Term limits for DPP, AG

We Caymanians are finally beginning to embrace the important role of being the government of our democracy. And already many have made up their minds to vote for independents in 2013, in order that we may have more accountable representatives. But although we are voicing many of our concerns about our elected representatives, we articulate little if any critique of the nonelected members of government. For example, the issue of the on-going criminalisation of so many of our people over decades are absent from our concerns and articulation when this important issue now needs to be urgently brought to the forefront of our political debates; even if this area of our affairs is primarily managed by nonelected members of our government.

With all the mother country’s rhetoric about self-determination and internal self-government we have yet to witness any reforms that could improve the policing, judgement and incarceration of our people, especially the young. Yes, a National Security Council was established. This was supposed to have assisted the governor and commissioner of police with mapping out strategies to improve the management of crime, but we have witnessed very little change in the police’s approach to the reduction and control of crime and the embedded criminal culture in our Islands and we have heard little if any feedback from the civilian members of the NSC.

Serious crime in Cayman has always been connected to groups or gang related conflicts and is never continuous but rises and falls away depending on the personal relationships between this section of our community socialised into the hype of acting out the meaninglessness of their marginalised existence by hurting each other; not resident or tourist! Why then, after this last wave of killings has subsided, is the commissioner of police’s strategy to retain such large numbers of armed and unarmed policemen and deploy them in our communities as groups of aggressors rather than peace makers serving the real security needs of the people rather than their imagination and socio-economic needs. This continuing labelling and targeting of many of our communities by our so-called peace keepers have made some of us dream of, and long for, the days when Caymanians were our peace makers and our officers.

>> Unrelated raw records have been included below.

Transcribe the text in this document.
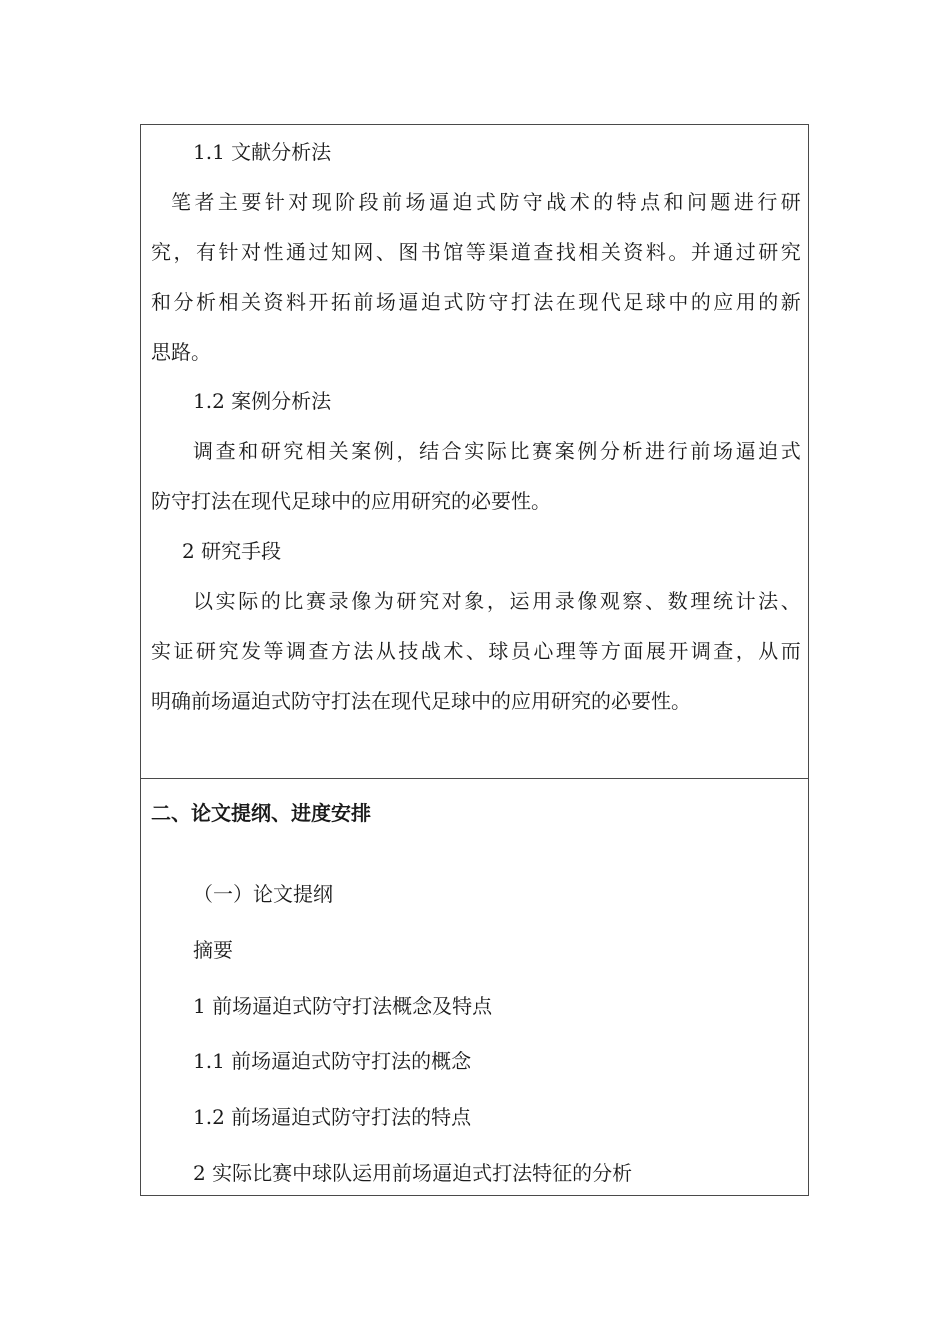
1.1 文献分析法
笔者主要针对现阶段前场逼迫式防守战术的特点和问题进行研
究，有针对性通过知网、图书馆等渠道查找相关资料。并通过研究
和分析相关资料开拓前场逼迫式防守打法在现代足球中的应用的新
思路。
1.2 案例分析法
调查和研究相关案例，结合实际比赛案例分析进行前场逼迫式
防守打法在现代足球中的应用研究的必要性。
2 研究手段
以实际的比赛录像为研究对象，运用录像观察、数理统计法、
实证研究发等调查方法从技战术、球员心理等方面展开调查，从而
明确前场逼迫式防守打法在现代足球中的应用研究的必要性。
二、论文提纲、进度安排
（一）论文提纲
摘要
1 前场逼迫式防守打法概念及特点
1.1 前场逼迫式防守打法的概念
1.2 前场逼迫式防守打法的特点
2 实际比赛中球队运用前场逼迫式打法特征的分析
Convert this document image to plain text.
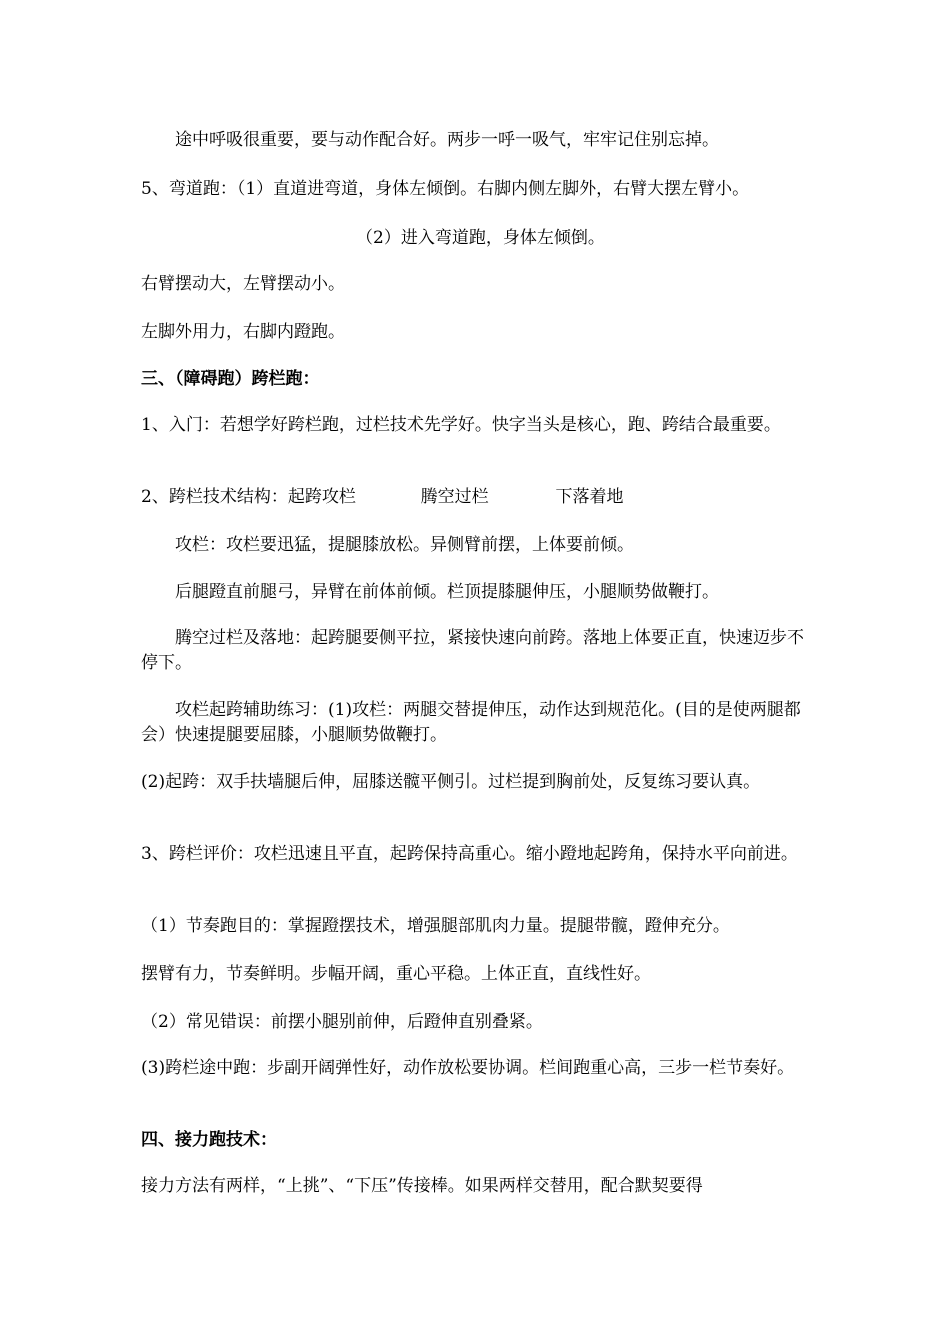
途中呼吸很重要，要与动作配合好。两步一呼一吸气，牢牢记住别忘掉。
5、弯道跑：（1）直道进弯道，身体左倾倒。右脚内侧左脚外，右臂大摆左臂小。
（2）进入弯道跑，身体左倾倒。
右臂摆动大，左臂摆动小。
左脚外用力，右脚内蹬跑。
三、（障碍跑）跨栏跑：
1、入门：若想学好跨栏跑，过栏技术先学好。快字当头是核心，跑、跨结合最重要。
2、跨栏技术结构：起跨攻栏	腾空过栏	下落着地
攻栏：攻栏要迅猛，提腿膝放松。异侧臂前摆，上体要前倾。
后腿蹬直前腿弓，异臂在前体前倾。栏顶提膝腿伸压，小腿顺势做鞭打。
腾空过栏及落地：起跨腿要侧平拉，紧接快速向前跨。落地上体要正直，快速迈步不停下。
攻栏起跨辅助练习：(1)攻栏：两腿交替提伸压，动作达到规范化。(目的是使两腿都会）快速提腿要屈膝，小腿顺势做鞭打。
(2)起跨：双手扶墙腿后伸，屈膝送髋平侧引。过栏提到胸前处，反复练习要认真。
3、跨栏评价：攻栏迅速且平直，起跨保持高重心。缩小蹬地起跨角，保持水平向前进。
（1）节奏跑目的：掌握蹬摆技术，增强腿部肌肉力量。提腿带髋，蹬伸充分。
摆臂有力，节奏鲜明。步幅开阔，重心平稳。上体正直，直线性好。
（2）常见错误：前摆小腿别前伸，后蹬伸直别叠紧。
(3)跨栏途中跑：步副开阔弹性好，动作放松要协调。栏间跑重心高，三步一栏节奏好。
四、接力跑技术：
接力方法有两样，“上挑”、“下压”传接棒。如果两样交替用，配合默契要得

Millions of our dollars were spent to investigate the same police service but until today the citizens of these Cayman Islands have not been given one fact from the findings of this expensive exercise; yet we are expected to view all our police offers as objective and upright in carrying out their duties in some of our communities. And when complaints are made by our youth against members of the same RCIPS, which was the subject of a long and expensive investigation, these young citizens are deemed to be lacking in intelligence and virtue and are sent over and over again to a penal system where they learn to be real criminals and nobody dares to critically examine the issues of policing and justice in our jurisdiction.

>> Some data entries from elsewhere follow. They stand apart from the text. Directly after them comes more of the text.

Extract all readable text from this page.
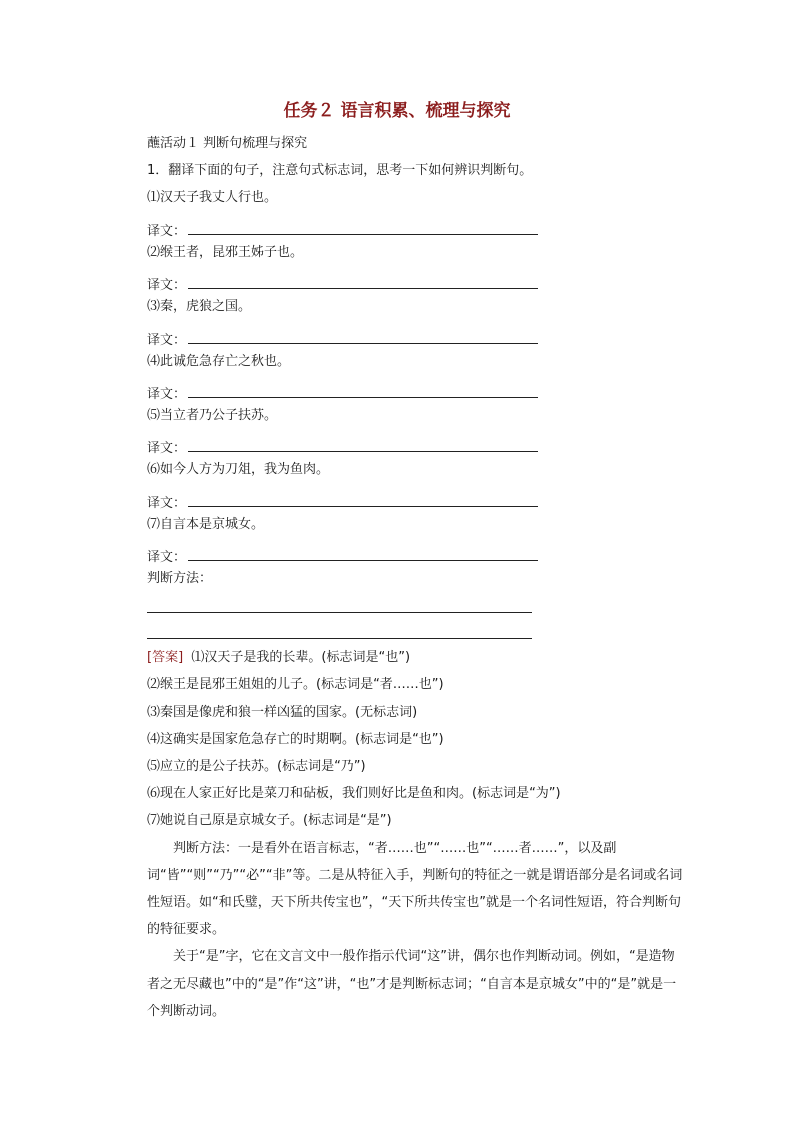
任务２ 语言积累、梳理与探究
蘸活动１ 判断句梳理与探究
1．翻译下面的句子，注意句式标志词，思考一下如何辨识判断句。
⑴汉天子我丈人行也。
译文：
⑵缑王者，昆邪王姊子也。
译文：
⑶秦，虎狼之国。
译文：
⑷此诚危急存亡之秋也。
译文：
⑸当立者乃公子扶苏。
译文：
⑹如今人方为刀俎，我为鱼肉。
译文：
⑺自言本是京城女。
译文：
判断方法：
[答案] ⑴汉天子是我的长辈。(标志词是“也”)
⑵缑王是昆邪王姐姐的儿子。(标志词是“者……也”)
⑶秦国是像虎和狼一样凶猛的国家。(无标志词)
⑷这确实是国家危急存亡的时期啊。(标志词是“也”)
⑸应立的是公子扶苏。(标志词是“乃”)
⑹现在人家正好比是菜刀和砧板，我们则好比是鱼和肉。(标志词是“为”)
⑺她说自己原是京城女子。(标志词是“是”)

判断方法：一是看外在语言标志，“者……也”“……也”“……者……”，以及副词“皆”“则”“乃”“必”“非”等。二是从特征入手，判断句的特征之一就是谓语部分是名词或名词性短语。如“和氏璧，天下所共传宝也”，“天下所共传宝也”就是一个名词性短语，符合判断句的特征要求。

关于“是”字，它在文言文中一般作指示代词“这”讲，偶尔也作判断动词。例如，“是造物者之无尽藏也”中的“是”作“这”讲，“也”才是判断标志词；“自言本是京城女”中的“是”就是一个判断动词。
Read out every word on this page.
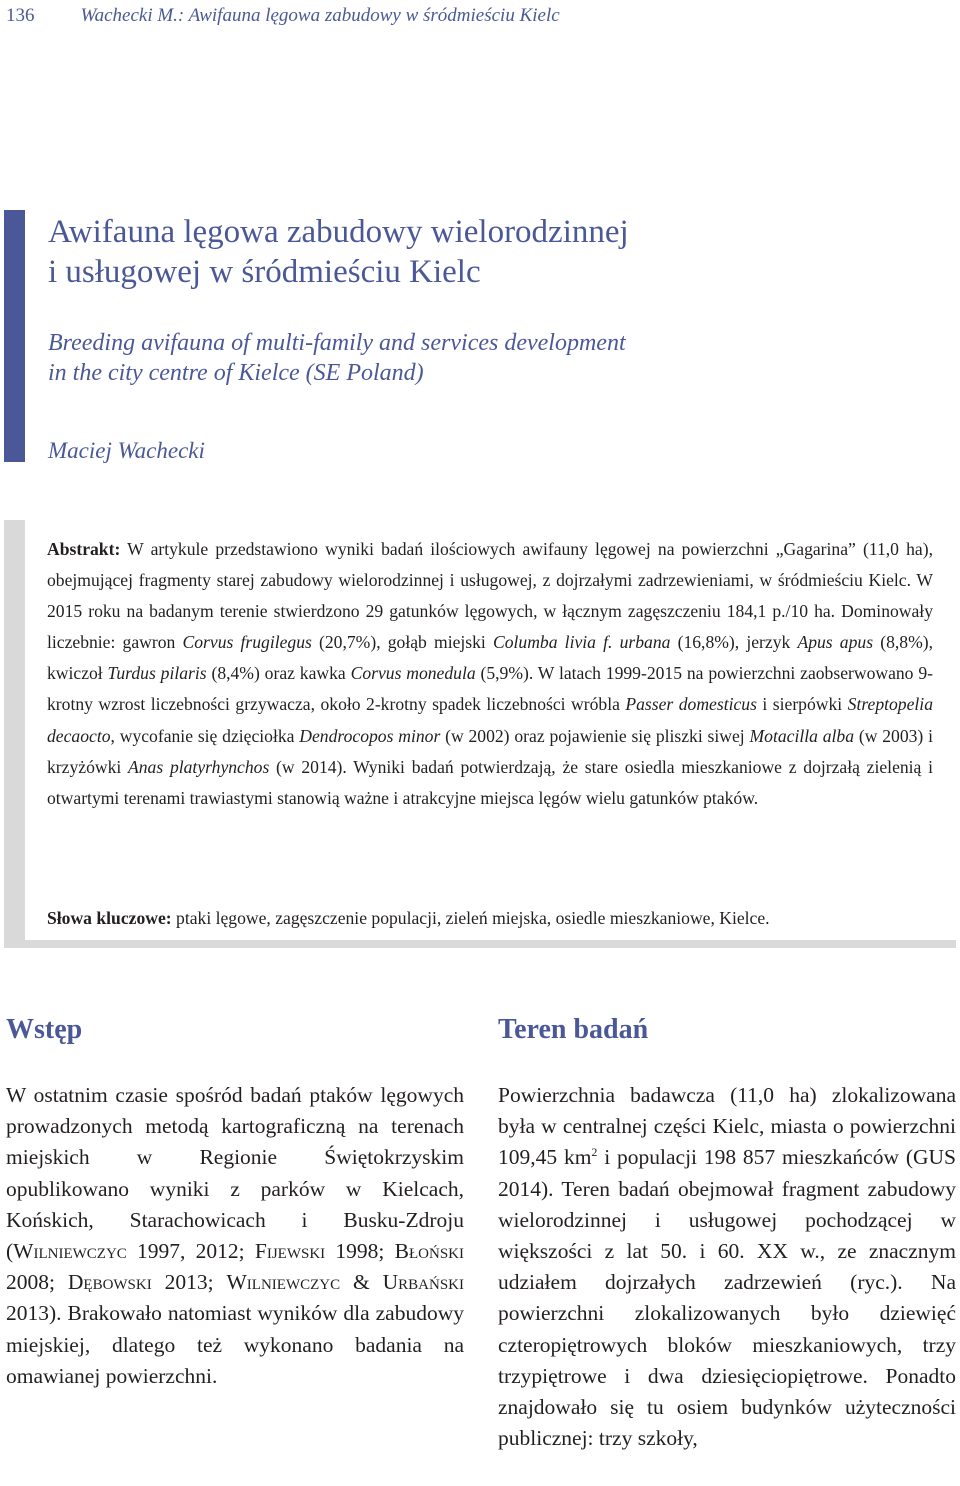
136 Wachecki M.: Awifauna lęgowa zabudowy w śródmieściu Kielc
Awifauna lęgowa zabudowy wielorodzinnej
i usługowej w śródmieściu Kielc
Breeding avifauna of multi-family and services development
in the city centre of Kielce (SE Poland)
Maciej Wachecki

Abstrakt: W artykule przedstawiono wyniki badań ilościowych awifauny lęgowej na powierzchni „Gagarina” (11,0 ha), obejmującej fragmenty starej zabudowy wielorodzinnej i usługowej, z dojrzałymi zadrzewieniami, w śródmieściu Kielc. W 2015 roku na badanym terenie stwierdzono 29 gatunków lęgowych, w łącznym zagęszczeniu 184,1 p./10 ha. Dominowały liczebnie: gawron Corvus frugilegus (20,7%), gołąb miejski Columba livia f. urbana (16,8%), jerzyk Apus apus (8,8%), kwiczoł Turdus pilaris (8,4%) oraz kawka Corvus monedula (5,9%). W latach 1999-2015 na powierzchni zaobserwowano 9-krotny wzrost liczebności grzywacza, około 2-krotny spadek liczebności wróbla Passer domesticus i sierpówki Streptopelia decaocto, wycofanie się dzięciołka Dendrocopos minor (w 2002) oraz pojawienie się pliszki siwej Motacilla alba (w 2003) i krzyżówki Anas platyrhynchos (w 2014). Wyniki badań potwierdzają, że stare osiedla mieszkaniowe z dojrzałą zielenią i otwartymi terenami trawiastymi stanowią ważne i atrakcyjne miejsca lęgów wielu gatunków ptaków.

Słowa kluczowe: ptaki lęgowe, zagęszczenie populacji, zieleń miejska, osiedle mieszkaniowe, Kielce.
Wstęp
W ostatnim czasie spośród badań ptaków lęgowych prowadzonych metodą kartograficzną na terenach miejskich w Regionie Świętokrzyskim opublikowano wyniki z parków w Kielcach, Końskich, Starachowicach i Busku-Zdroju (Wilniewczyc 1997, 2012; Fijewski 1998; Błoński 2008; Dębowski 2013; Wilniewczyc & Urbański 2013). Brakowało natomiast wyników dla zabudowy miejskiej, dlatego też wykonano badania na omawianej powierzchni.
Teren badań
Powierzchnia badawcza (11,0 ha) zlokalizowana była w centralnej części Kielc, miasta o powierzchni 109,45 $km^2$ i populacji 198 857 mieszkańców (GUS 2014). Teren badań obejmował fragment zabudowy wielorodzinnej i usługowej pochodzącej w większości z lat 50. i 60. XX w., ze znacznym udziałem dojrzałych zadrzewień (ryc.). Na powierzchni zlokalizowanych było dziewięć czteropiętrowych bloków mieszkaniowych, trzy trzypiętrowe i dwa dziesięciopiętrowe. Ponadto znajdowało się tu osiem budynków użyteczności publicznej: trzy szkoły,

The on-going process of criminalisation is not just the result of policing. At the heart of this crime, are the actions of what we now call the Office Of The Director Of Public Prosecutions and members of our judiciary who make us believe that the word of a police officer, regardless of where he or she might have come from and who he or she might have been in his or her home country, is more judicious than the word of a young Caymanian; especially if he or she has had previous convictions or run ins with the law. With so much harsh criticism of our elected executives and in particular our premier, one might have thought that we would by now also have some concerns about the performance of non-elected members, specially the director of Public Prosecutions, the attorney general, the commissioner of police and the governor.

The governor is head of our internal security, which means he is head of the police, the judiciary and the prisons. And our newest constitution does not have a provision for an elected attorney general or a public prosecutor that is elected or appointed by elected representatives; yet they hold office for life when the office of the premier, governor and commissioner of police all have term limits. There must therefore be something wrong with this portion of our governance and I trust that with so many young people showing an interest in good governance, some will take up the long neglected cause of so many of our young people that were socialised by the police and the judiciary of this country into a life of crime because once accused by the police and convicted by our courts they became outsiders in our cooperate society.

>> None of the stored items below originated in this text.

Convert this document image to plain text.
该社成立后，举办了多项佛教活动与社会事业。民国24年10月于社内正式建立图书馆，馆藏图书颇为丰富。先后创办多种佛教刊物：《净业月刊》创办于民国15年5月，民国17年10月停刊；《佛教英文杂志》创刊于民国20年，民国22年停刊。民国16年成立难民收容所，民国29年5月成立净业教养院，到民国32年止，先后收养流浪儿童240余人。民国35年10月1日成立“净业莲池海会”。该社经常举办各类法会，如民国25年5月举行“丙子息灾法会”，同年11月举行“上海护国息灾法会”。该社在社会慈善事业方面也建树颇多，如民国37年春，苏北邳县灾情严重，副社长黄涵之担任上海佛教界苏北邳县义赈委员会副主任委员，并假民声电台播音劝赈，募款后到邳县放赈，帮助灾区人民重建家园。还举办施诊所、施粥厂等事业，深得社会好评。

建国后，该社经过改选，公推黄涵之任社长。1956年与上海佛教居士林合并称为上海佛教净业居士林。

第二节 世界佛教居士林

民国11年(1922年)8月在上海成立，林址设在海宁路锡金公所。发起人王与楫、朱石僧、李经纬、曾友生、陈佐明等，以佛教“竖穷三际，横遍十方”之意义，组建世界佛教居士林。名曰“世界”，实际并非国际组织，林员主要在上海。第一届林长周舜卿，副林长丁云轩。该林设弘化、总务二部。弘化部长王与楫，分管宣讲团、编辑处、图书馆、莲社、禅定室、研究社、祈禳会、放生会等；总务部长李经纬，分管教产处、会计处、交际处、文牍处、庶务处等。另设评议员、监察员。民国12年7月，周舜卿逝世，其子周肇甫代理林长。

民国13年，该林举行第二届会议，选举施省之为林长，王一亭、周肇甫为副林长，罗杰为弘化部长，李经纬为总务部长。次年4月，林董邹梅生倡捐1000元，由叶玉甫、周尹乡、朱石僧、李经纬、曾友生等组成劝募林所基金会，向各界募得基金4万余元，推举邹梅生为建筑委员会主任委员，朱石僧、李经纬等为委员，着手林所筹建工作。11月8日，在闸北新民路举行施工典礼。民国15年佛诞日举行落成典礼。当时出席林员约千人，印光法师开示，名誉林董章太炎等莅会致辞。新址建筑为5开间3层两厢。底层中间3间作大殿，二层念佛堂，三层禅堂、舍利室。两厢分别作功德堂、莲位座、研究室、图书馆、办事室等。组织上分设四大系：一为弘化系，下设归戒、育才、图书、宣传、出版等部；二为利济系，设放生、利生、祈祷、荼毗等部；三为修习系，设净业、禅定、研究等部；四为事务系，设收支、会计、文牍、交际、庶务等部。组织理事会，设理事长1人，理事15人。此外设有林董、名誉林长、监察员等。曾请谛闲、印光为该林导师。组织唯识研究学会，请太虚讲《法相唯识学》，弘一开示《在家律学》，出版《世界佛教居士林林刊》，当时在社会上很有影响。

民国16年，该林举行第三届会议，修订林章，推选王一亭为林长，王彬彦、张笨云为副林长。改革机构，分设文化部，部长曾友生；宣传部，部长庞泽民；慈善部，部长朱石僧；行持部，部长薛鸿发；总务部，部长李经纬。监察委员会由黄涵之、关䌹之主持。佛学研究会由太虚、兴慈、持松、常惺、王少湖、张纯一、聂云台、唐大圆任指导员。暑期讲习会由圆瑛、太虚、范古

I am not asking those young people that have always had their heads above the suspicion of the police to believe that all those convicted over the years have been without guilt; what I am begging is for those young people with clear minds and clean hearts to remember that our system of government, if corrupted in one spot, could also have some bad spots in other areas. So begin to pay some attention to the internal governmental apparatuses that we have no control over and recognise that the time has arrived for us to contemplate the decriminalisation of non-violent non-intrusive behaviour, the creation of a civilian RCIP inspectorate, the replacement of the DPP with a crown prosecution service and inspectorate and a referendum for a time limit for the head of the DPP and AG.


  1. Agree with you 100% Dr. Frank.

    There must be greater emphasis on constructive examination of all ‘offices’ ….MLAs, DPP, AG, CJ, Comm of Police, that influence our rights and way of life. We don’t need to start with any past or current persons in the office but consider how the decisions and influence by anyone in those offices can impact our lives, period.